Calls to restrict ‘companionship’ businesses exploiting high school girls

May 25, 2016 (Mainichi Japan)

Businesses that provide male customers with varying types of companionship with high school girls dressed in their uniforms should be barred from employing anyone under 18, a Metropolitan Police Department (MPD) expert committee recommended in a May 25 report.

The MPD will now consider concrete measures to regulate the hiring practices of these establishments, referred to colloquially as “JK businesses” from the initials for “joshi kosei,” Japanese for high school girl.

In JK businesses, high school girls provide men with so-called “refreshment” services, which take various forms including massages and sleeping side-by-side in the same bed. Other businesses offer private strolls with the girls. As of at the end of January this year, there were 174 confirmed JK businesses in Tokyo alone.

On the surface, the businesses do not provide any illegal services. However, sexual assaults on the girls have been reported, and the MPD has been considering countermeasures.

In addition to recommending banning JK businesses from hiring anyone under 18, the expert committee report calls for requiring the businesses entering the industry to register with the Tokyo Metropolitan Safety Commission, making it easier to track their activities. The report states that the safety commission should be empowered to issue business suspension orders, and also calls on punishments to be set for violators.
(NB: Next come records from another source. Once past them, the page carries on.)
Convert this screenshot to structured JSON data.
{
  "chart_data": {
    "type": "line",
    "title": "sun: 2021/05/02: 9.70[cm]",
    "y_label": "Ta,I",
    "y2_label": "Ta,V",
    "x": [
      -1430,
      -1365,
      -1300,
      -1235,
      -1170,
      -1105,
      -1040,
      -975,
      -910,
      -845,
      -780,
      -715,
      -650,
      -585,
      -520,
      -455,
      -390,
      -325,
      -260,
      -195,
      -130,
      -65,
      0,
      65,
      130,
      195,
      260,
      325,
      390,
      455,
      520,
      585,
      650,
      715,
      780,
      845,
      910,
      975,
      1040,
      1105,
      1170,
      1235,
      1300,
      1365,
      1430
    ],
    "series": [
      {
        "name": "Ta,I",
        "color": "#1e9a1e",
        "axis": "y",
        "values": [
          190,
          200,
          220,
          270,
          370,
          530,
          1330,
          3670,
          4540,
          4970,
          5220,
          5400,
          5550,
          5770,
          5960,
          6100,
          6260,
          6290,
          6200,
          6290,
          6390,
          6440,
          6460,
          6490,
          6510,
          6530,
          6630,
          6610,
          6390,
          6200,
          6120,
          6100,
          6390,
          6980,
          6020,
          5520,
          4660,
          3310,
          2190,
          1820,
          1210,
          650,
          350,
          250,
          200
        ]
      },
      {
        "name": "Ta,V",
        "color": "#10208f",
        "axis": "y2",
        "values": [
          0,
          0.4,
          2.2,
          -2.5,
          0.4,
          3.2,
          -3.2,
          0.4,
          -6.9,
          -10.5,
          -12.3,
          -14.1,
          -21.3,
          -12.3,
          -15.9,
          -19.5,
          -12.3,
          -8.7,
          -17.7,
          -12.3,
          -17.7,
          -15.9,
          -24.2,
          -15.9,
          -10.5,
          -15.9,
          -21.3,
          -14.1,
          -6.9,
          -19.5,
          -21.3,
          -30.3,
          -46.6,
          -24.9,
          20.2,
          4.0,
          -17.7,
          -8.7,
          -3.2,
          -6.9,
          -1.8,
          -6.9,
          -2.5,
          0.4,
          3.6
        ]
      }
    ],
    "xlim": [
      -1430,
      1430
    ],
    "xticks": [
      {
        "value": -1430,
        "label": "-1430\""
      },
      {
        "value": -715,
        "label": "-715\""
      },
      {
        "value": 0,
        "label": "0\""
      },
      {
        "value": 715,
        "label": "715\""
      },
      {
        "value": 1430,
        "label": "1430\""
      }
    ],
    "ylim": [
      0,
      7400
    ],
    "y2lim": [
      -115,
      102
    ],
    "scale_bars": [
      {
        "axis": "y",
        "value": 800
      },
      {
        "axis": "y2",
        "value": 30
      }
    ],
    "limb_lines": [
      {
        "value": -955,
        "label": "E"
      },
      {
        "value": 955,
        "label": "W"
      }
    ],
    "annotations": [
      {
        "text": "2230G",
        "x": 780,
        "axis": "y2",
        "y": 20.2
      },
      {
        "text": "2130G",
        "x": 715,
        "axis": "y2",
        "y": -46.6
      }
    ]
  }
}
The committee furthermore recommended advising high school girls on the harmful and dangerous nature of JK businesses, stating, “Both legal restrictions and measures to address the social environment of our youth are needed.”

From 2012 to the end of 2015, the MPD uncovered 31 businesses involving 54 people suspected of violating the Labor Standards Act, the Law Regulating Adult Entertainment Businesses, and the Child Welfare Act for allegedly forcing high school girls to provide sexual services.

In related news, an MPD survey found that over 20 percent of Tokyo junior high and high school students say a person would “have no choice” but to consider working for a JK business if they were having money trouble.

The survey was carried out by a think tank on behalf of the MPD in March this year, and received 515 responses.

Some 63 percent of respondents, or 324 students, knew that JK businesses existed. Of those, 49 said they knew someone who works for one. Regarding working for a JK business, 118 students — 23 percent of respondents — said, “There would be no choice in case of financial trouble.”

However, 306 students, or 59 percent of the respondents, stated, “It’s an unacceptable job when considering one’s present and future.”